Ridha Allah adalah tujuan kita semua, di setiap ruang dan waktu.
Sebab dengan ridha-Nya, akan terlimpahkan kepada kita anugerah yang penuh
berkah di dunia. Begitupun dengan ridha-Nya, akan terbukakan bagi kita
pintu-pintu surga-Nya. Sungguh amalan saja tak cukup, mesti amalan yang membuat
Allah ridha atas kita.
Oleh karena itulah, hendaknya kita selalu berusaha agar Allah
meridhai kita. Tetapi yang perlu diingat, Allah akan meridhai kita karena....
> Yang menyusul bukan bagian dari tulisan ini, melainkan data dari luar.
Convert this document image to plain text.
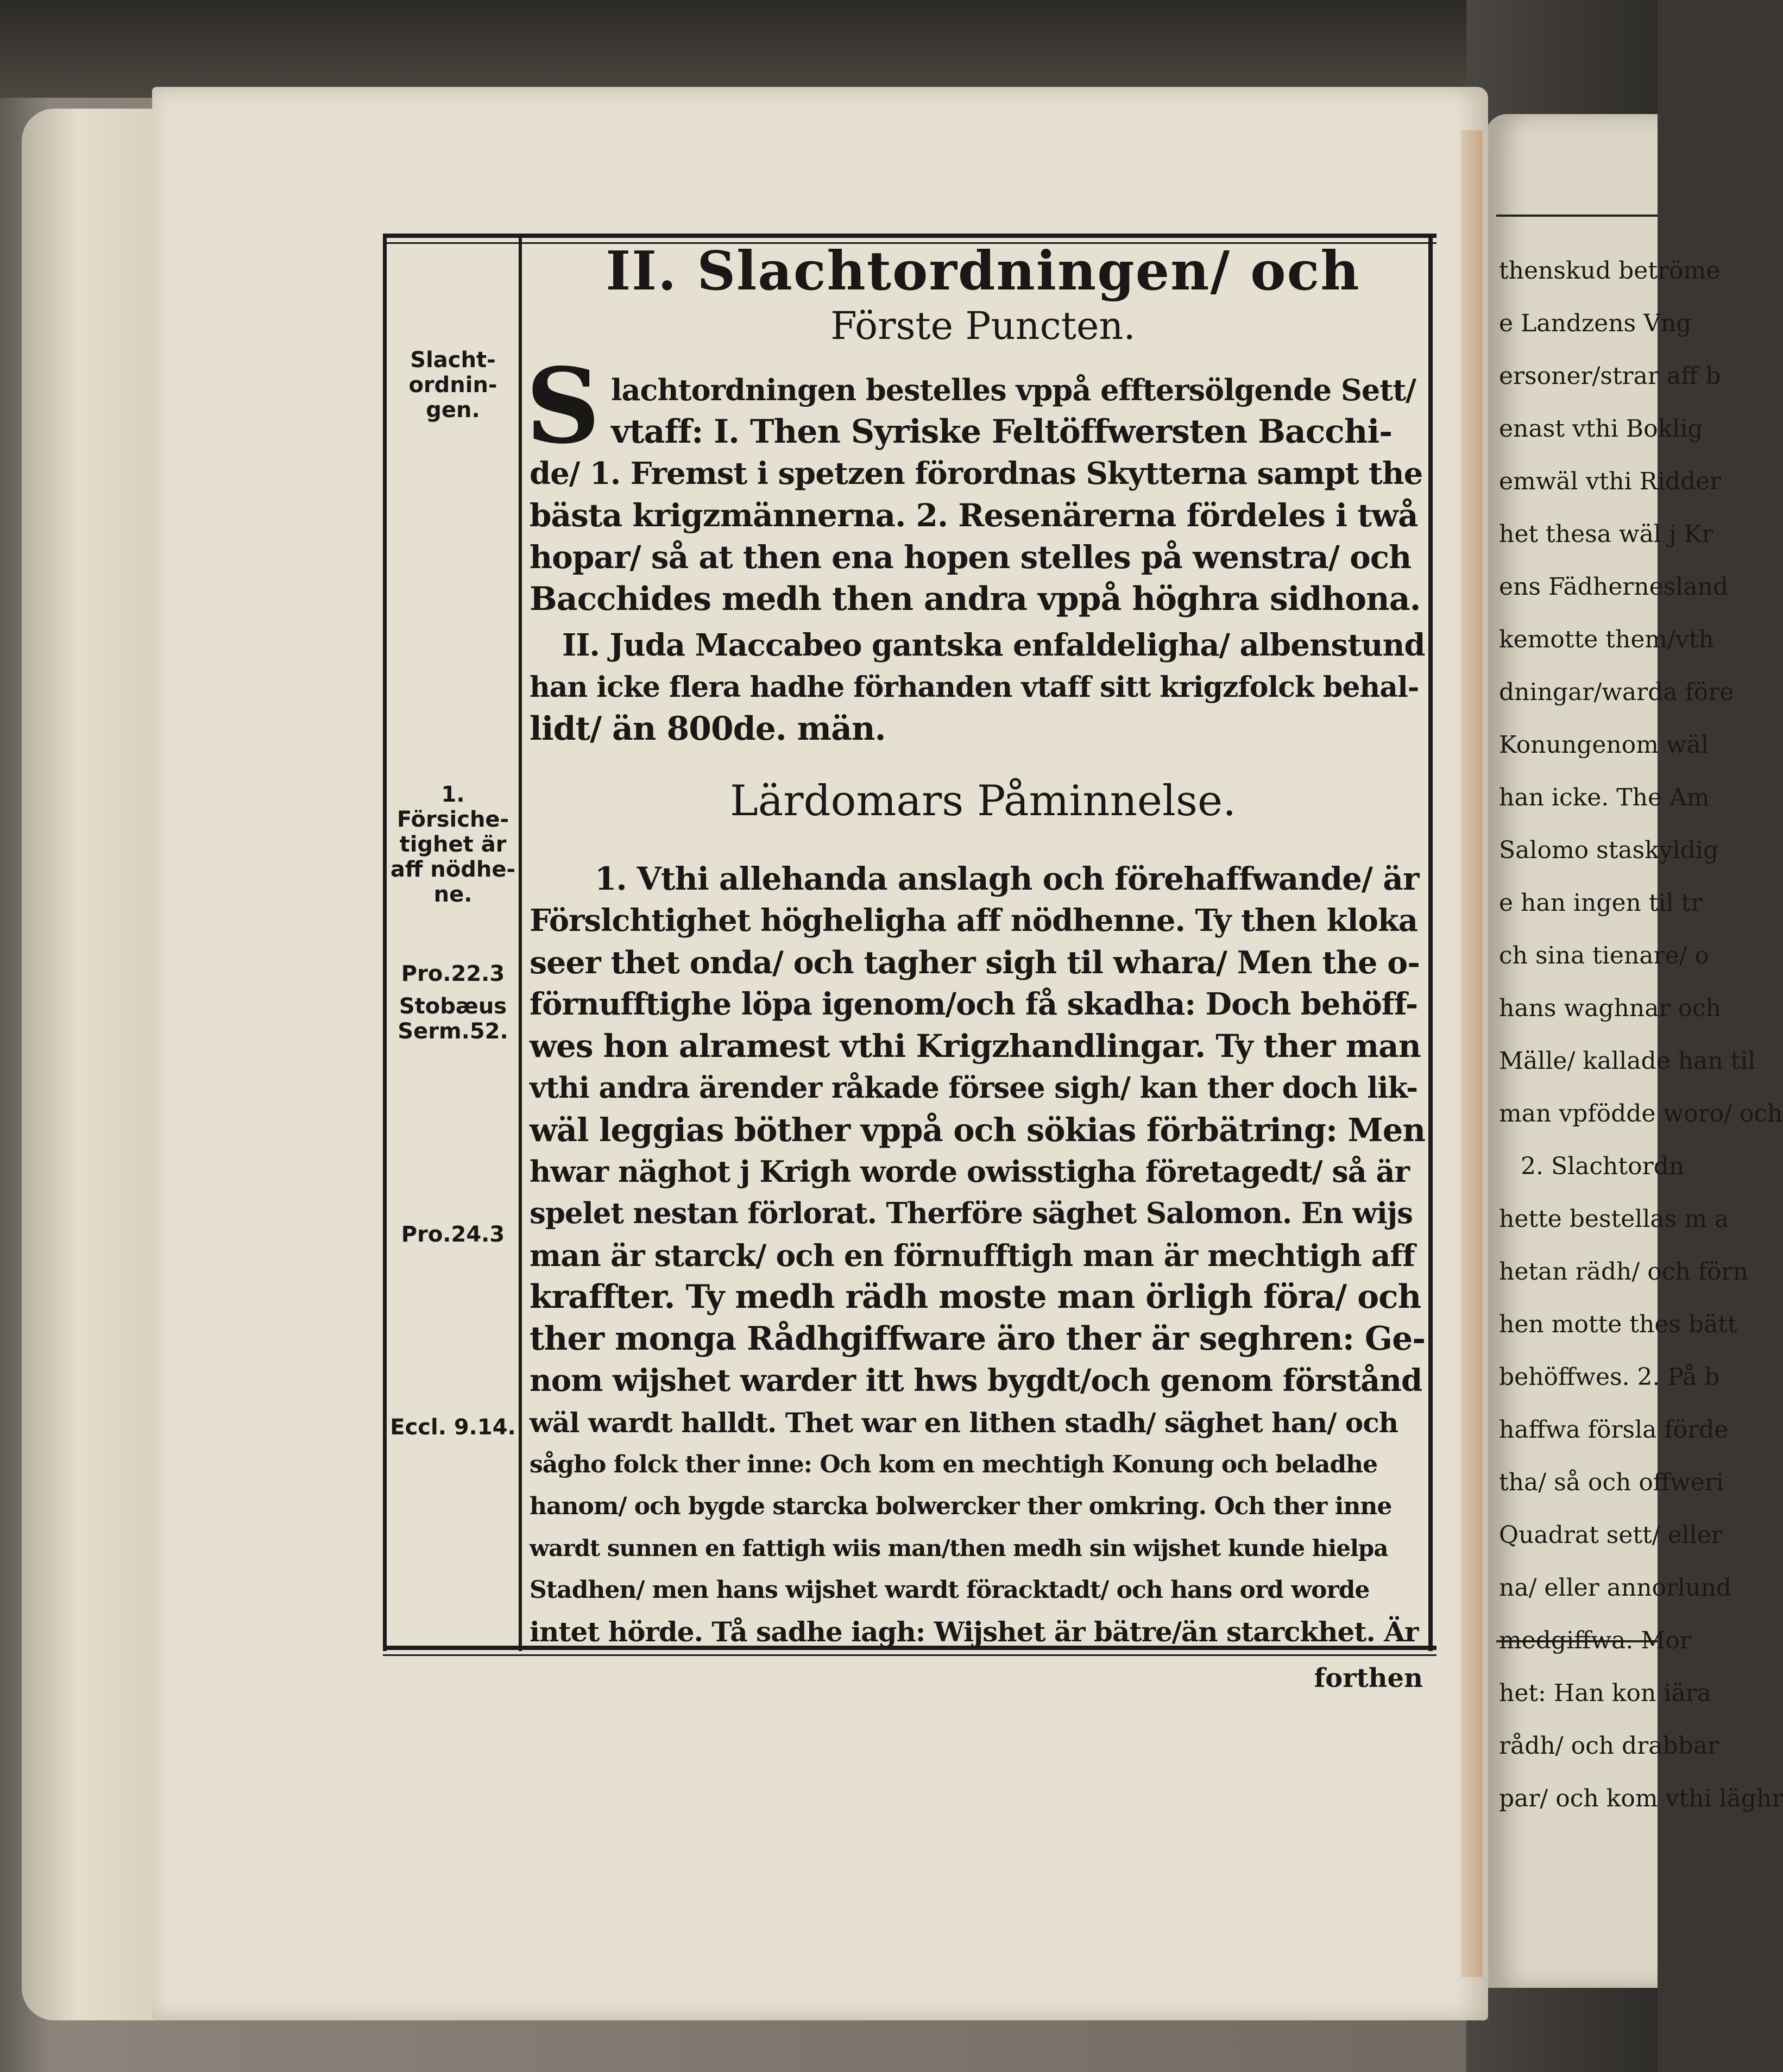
thenskud betröme
e Landzens Vng
ersoner/strar aff b
enast vthi Boklig
emwäl vthi Ridder
het thesa wäl j Kr
ens Fädhernesland
kemotte them/vth
dningar/warda före
Konungenom wäl
han icke. The Am
Salomo staskyldig
e han ingen til tr
ch sina tienare/ o
hans waghnar och
Mälle/ kallade han til
man vpfödde woro/ och
2. Slachtordn
hette bestellas m a
hetan rädh/ och förn
hen motte thes bätt
behöffwes. 2. På b
haffwa försla förde
tha/ så och offweri
Quadrat sett/ eller
na/ eller annorlund
medgiffwa. Mor
het: Han kon iära
rådh/ och drabbar
par/ och kom vthi läghr
II. Slachtordningen/ och
Förste Puncten.
Slacht-
ordnin-
gen.
1.
Försiche-
tighet är
aff nödhe-
ne.
Pro.22.3
Stobæus
Serm.52.
Pro.24.3
Eccl. 9.14.
S lachtordningen bestelles vppå efftersölgende Sett/
vtaff: I. Then Syriske Feltöffwersten Bacchi-
de/ 1. Fremst i spetzen förordnas Skytterna sampt the
bästa krigzmännerna. 2. Resenärerna fördeles i twå
hopar/ så at then ena hopen stelles på wenstra/ och
Bacchides medh then andra vppå höghra sidhona.
II. Juda Maccabeo gantska enfaldeligha/ albenstund
han icke flera hadhe förhanden vtaff sitt krigzfolck behal-
lidt/ än 800de. män.
Lärdomars Påminnelse.
1. Vthi allehanda anslagh och förehaffwande/ är
Förslchtighet högheligha aff nödhenne. Ty then kloka
seer thet onda/ och tagher sigh til whara/ Men the o-
förnufftighe löpa igenom/och få skadha: Doch behöff-
wes hon alramest vthi Krigzhandlingar. Ty ther man
vthi andra ärender råkade försee sigh/ kan ther doch lik-
wäl leggias böther vppå och sökias förbätring: Men
hwar näghot j Krigh worde owisstigha företagedt/ så är
spelet nestan förlorat. Therföre säghet Salomon. En wijs
man är starck/ och en förnufftigh man är mechtigh aff
kraffter. Ty medh rädh moste man örligh föra/ och
ther monga Rådhgiffware äro ther är seghren: Ge-
nom wijshet warder itt hws bygdt/och genom förstånd
wäl wardt halldt. Thet war en lithen stadh/ säghet han/ och
sågho folck ther inne: Och kom en mechtigh Konung och beladhe
hanom/ och bygde starcka bolwercker ther omkring. Och ther inne
wardt sunnen en fattigh wiis man/then medh sin wijshet kunde hielpa
Stadhen/ men hans wijshet wardt föracktadt/ och hans ord worde
intet hörde. Tå sadhe iagh: Wijshet är bätre/än starckhet. Är
forthen
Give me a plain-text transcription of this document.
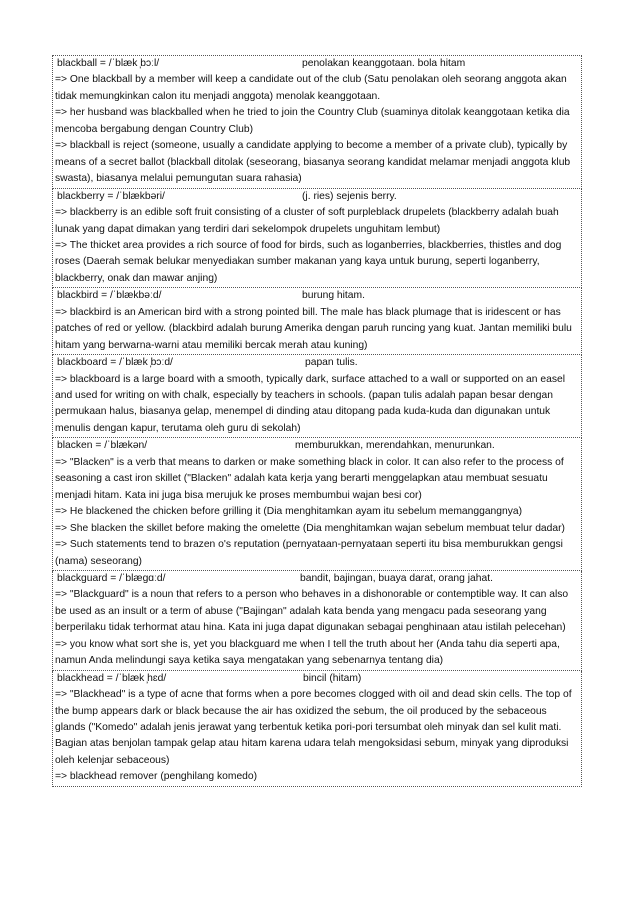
blackball = /ˈblæk ̦bɔːl/	penolakan keanggotaan. bola hitam
=> One blackball by a member will keep a candidate out of the club (Satu penolakan oleh seorang anggota akan tidak memungkinkan calon itu menjadi anggota) menolak keanggotaan.
=> her husband was blackballed when he tried to join the Country Club (suaminya ditolak keanggotaan ketika dia mencoba bergabung dengan Country Club)
=> blackball is reject (someone, usually a candidate applying to become a member of a private club), typically by means of a secret ballot (blackball ditolak (seseorang, biasanya seorang kandidat melamar menjadi anggota klub swasta), biasanya melalui pemungutan suara rahasia)
blackberry = /ˈblækbəri/	(j. ries) sejenis berry.
=> blackberry is an edible soft fruit consisting of a cluster of soft purpleblack drupelets (blackberry adalah buah lunak yang dapat dimakan yang terdiri dari sekelompok drupelets unguhitam lembut)
=> The thicket area provides a rich source of food for birds, such as loganberries, blackberries, thistles and dog roses (Daerah semak belukar menyediakan sumber makanan yang kaya untuk burung, seperti loganberry, blackberry, onak dan mawar anjing)
blackbird = /ˈblækbəːd/	burung hitam.
=> blackbird is an American bird with a strong pointed bill. The male has black plumage that is iridescent or has patches of red or yellow. (blackbird adalah burung Amerika dengan paruh runcing yang kuat. Jantan memiliki bulu hitam yang berwarna-warni atau memiliki bercak merah atau kuning)
blackboard = /ˈblæk ̦bɔːd/	papan tulis.
=> blackboard is a large board with a smooth, typically dark, surface attached to a wall or supported on an easel and used for writing on with chalk, especially by teachers in schools. (papan tulis adalah papan besar dengan permukaan halus, biasanya gelap, menempel di dinding atau ditopang pada kuda-kuda dan digunakan untuk menulis dengan kapur, terutama oleh guru di sekolah)
blacken = /ˈblækən/	memburukkan, merendahkan, menurunkan.
=> "Blacken" is a verb that means to darken or make something black in color. It can also refer to the process of seasoning a cast iron skillet ("Blacken" adalah kata kerja yang berarti menggelapkan atau membuat sesuatu menjadi hitam. Kata ini juga bisa merujuk ke proses membumbui wajan besi cor)
=> He blackened the chicken before grilling it (Dia menghitamkan ayam itu sebelum memanggangnya)
=> She blacken the skillet before making the omelette (Dia menghitamkan wajan sebelum membuat telur dadar)
=> Such statements tend to brazen o's reputation (pernyataan-pernyataan seperti itu bisa memburukkan gengsi (nama) seseorang)
blackguard = /ˈblægɑːd/	bandit, bajingan, buaya darat, orang jahat.
=> "Blackguard" is a noun that refers to a person who behaves in a dishonorable or contemptible way. It can also be used as an insult or a term of abuse ("Bajingan" adalah kata benda yang mengacu pada seseorang yang berperilaku tidak terhormat atau hina. Kata ini juga dapat digunakan sebagai penghinaan atau istilah pelecehan)
=> you know what sort she is, yet you blackguard me when I tell the truth about her (Anda tahu dia seperti apa, namun Anda melindungi saya ketika saya mengatakan yang sebenarnya tentang dia)
blackhead = /ˈblæk ̦hɛd/	bincil (hitam)
=> "Blackhead" is a type of acne that forms when a pore becomes clogged with oil and dead skin cells. The top of the bump appears dark or black because the air has oxidized the sebum, the oil produced by the sebaceous glands ("Komedo" adalah jenis jerawat yang terbentuk ketika pori-pori tersumbat oleh minyak dan sel kulit mati. Bagian atas benjolan tampak gelap atau hitam karena udara telah mengoksidasi sebum, minyak yang diproduksi oleh kelenjar sebaceous)
=> blackhead remover (penghilang komedo)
Ada sebabnya yang harus terpenuhi sehingga Allah pun ridha. Di sinilah kemudian
kita menaruh perhatiannya.
Apa yang bisa membuat Allah ridha? Sudahkah kita penuhi sebab
agar Allah ridha? Ayat ke-18 dalam surat al Fath inilah di antara sebab Allah
pun meridhai.
"Sungguh, Allah telah meridhai orang-orang mukmin ketika
mereka berjanji setia kepadamu (Muhammad) di bawah pohon," begitu penggal
pertama ayatnya.
Mukmin saja tidak cukup dengan ikrar. Juga tidak cukup dengan
membenarkan dalam hati. Tapi mesti mewujud dalam pembuktian sikap. Berjanji
setia itulah pembuktian sikapnya. Dan itulah yang telah membuat Allah ridha
atas mereka.
Seribu empat ratus sahabat berbai'at kembali kepada Rasulullah
untuk berjanji setia, seperti yang diriwayatkan Jabir radhiyallahu 'anhu.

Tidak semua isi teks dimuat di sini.